Teal Cycle Ergometer Vibration Isolation and Stabilization System Human-in-the-Loop Ground Evaluation for Long-Duration Spaceflight

Purpose: To counter the deleterious effects of weightlessness on the cardiopulmonary system, astronauts living on the International Space Station exercise on a variety of countermeasure equipment including the Cycle Ergometer Vibration Isolation and Stabilization System (CEVIS). Operational since 2001, the onboard CEVIS will be replaced by a new model, known as Teal CEVIS (TC). As a part of ground evaluation, TC hardware underwent human-in-the-loop (HITL) testing to verify the TC hardware produces workloads that elicit physiologic responses comparable to a laboratory cycle ergometer (LAB). Methods: Seven subjects (5 M/2 F) performed submaximal cycle ergometer testing with indirect calorimetry measures on TC and LAB on separate test days. Testing consisted of graded 30 watt increases in workload until subjects reached 85% of age-predicted max heart rate (HR). Exercise outcomes included rate of oxygen uptake (VO2; liters/min), rate of energy expenditure (REE; kcal/min), and HR (beats/min). Linear mixed models (LMM) were fitted to compare VO2, REE, and HR responses between devices across power outputs with fixed effects for power (P) and device (D) and with random effects for subject. LMM effect coefficients (β), std errors (SE), pseudo-partial R2 of effects (pR2), and model likelihood ratio statistics (χ2, Pr(> chisq); α<.05) are provided.

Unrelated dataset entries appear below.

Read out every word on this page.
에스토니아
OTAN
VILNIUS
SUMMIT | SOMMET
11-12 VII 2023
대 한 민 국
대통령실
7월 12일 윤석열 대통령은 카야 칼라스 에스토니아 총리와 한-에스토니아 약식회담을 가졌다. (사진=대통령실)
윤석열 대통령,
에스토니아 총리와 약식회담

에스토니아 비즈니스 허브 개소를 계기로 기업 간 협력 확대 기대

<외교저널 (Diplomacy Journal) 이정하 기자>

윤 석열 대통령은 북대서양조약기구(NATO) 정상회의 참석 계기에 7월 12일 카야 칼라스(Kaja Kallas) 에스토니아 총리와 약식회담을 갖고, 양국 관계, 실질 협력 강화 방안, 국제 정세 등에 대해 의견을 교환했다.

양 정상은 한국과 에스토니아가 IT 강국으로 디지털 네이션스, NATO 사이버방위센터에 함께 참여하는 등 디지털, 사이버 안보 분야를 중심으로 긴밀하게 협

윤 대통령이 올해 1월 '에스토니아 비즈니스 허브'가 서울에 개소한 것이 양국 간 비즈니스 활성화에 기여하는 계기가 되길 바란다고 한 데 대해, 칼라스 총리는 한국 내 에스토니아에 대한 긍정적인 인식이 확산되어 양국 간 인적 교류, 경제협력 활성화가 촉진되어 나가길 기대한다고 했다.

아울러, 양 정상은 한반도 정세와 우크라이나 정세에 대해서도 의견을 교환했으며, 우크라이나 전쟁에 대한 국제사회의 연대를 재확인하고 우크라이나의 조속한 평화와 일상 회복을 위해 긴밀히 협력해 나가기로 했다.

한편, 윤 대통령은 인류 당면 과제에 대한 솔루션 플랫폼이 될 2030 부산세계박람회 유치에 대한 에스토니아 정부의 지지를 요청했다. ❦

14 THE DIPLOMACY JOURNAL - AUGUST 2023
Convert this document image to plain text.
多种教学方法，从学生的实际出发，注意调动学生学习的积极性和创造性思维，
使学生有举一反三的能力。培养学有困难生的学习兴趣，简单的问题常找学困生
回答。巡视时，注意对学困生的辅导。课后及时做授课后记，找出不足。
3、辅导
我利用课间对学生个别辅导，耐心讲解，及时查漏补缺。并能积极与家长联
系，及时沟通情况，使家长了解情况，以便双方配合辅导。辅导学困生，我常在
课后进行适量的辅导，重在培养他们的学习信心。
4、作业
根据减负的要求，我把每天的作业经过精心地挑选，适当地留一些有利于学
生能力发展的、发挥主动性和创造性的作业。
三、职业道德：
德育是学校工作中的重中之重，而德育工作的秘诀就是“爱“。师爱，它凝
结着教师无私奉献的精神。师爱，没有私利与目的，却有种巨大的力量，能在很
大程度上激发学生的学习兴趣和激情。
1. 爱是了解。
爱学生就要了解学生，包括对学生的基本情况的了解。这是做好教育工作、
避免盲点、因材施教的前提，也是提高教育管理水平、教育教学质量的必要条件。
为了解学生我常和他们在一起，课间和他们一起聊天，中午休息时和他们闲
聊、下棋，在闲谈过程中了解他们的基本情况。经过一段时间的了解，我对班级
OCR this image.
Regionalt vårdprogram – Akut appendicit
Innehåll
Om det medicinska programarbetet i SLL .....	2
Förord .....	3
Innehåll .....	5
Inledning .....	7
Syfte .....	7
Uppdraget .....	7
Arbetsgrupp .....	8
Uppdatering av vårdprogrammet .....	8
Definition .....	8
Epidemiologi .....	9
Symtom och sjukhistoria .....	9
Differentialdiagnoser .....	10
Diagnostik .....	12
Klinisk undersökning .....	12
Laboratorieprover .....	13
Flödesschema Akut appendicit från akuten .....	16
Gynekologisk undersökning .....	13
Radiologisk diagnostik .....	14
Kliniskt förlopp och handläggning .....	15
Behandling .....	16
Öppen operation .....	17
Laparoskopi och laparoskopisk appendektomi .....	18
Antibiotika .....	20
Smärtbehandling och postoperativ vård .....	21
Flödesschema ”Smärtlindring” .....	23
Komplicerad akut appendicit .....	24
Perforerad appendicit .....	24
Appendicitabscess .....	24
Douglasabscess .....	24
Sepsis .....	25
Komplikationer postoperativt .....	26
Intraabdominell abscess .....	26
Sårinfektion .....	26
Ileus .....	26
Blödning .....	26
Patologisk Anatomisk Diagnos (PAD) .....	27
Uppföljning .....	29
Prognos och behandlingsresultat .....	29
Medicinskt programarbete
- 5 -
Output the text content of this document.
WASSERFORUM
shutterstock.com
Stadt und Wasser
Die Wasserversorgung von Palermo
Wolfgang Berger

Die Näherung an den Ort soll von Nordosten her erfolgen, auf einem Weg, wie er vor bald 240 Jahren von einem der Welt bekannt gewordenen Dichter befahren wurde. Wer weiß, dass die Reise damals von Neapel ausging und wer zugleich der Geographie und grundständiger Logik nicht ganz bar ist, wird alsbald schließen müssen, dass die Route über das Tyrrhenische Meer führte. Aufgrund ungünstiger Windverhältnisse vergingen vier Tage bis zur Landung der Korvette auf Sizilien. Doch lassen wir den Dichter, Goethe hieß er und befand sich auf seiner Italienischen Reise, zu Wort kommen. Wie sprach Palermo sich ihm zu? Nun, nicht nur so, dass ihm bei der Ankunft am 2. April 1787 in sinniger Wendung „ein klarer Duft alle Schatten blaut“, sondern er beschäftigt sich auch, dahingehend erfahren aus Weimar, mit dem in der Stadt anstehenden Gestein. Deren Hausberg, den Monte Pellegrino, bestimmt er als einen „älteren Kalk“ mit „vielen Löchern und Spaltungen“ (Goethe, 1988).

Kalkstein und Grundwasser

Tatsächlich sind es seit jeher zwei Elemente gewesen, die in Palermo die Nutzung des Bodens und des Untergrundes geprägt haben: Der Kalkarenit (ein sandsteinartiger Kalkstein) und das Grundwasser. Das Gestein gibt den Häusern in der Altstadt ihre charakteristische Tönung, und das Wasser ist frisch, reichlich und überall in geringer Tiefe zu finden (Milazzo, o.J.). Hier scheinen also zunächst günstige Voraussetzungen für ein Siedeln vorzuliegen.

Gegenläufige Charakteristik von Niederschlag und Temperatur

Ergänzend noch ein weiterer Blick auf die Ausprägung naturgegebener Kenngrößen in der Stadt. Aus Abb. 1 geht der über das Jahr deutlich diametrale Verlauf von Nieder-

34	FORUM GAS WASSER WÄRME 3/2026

Results: LMM main effects for P and D were observed for VO2 (βp=.0107, SE = .0002, pR2=0.97; βd = -0.075, SE = 0.019, pR2=0.14; χ2(1)= 13.57, p<.001), such that VO2 was higher across stages on TC. Main effects of P and D were observed for REE (βp= .0586, SE = 0.001, pR2= 0.97; βd = -0.33208, SE = 0.099, pR2= 0.056; χ2(1)=10.481, p < .01), such that REE was higher across power outputs on TC. A P x D interaction was observed for HR, along with main effects for P and D (βp x d =-0.048, SE = 0.02, pR2=0.048; βp= 0.42, SE = 0.016, pR2=0.87; χ2(1) = 5.398, p = 0.02), such that higher workloads elicited a greater difference in HR between devices. Conclusions: HITL results show, TC elicits greater physiologic responses across power outputs compared to LAB. However, pR2 for device effects show small differences between devices. Therefore, TC can be expected to provide appropriate physiological stimulus across workloads and be considered a reliable tool to mitigate the effects of weightlessness.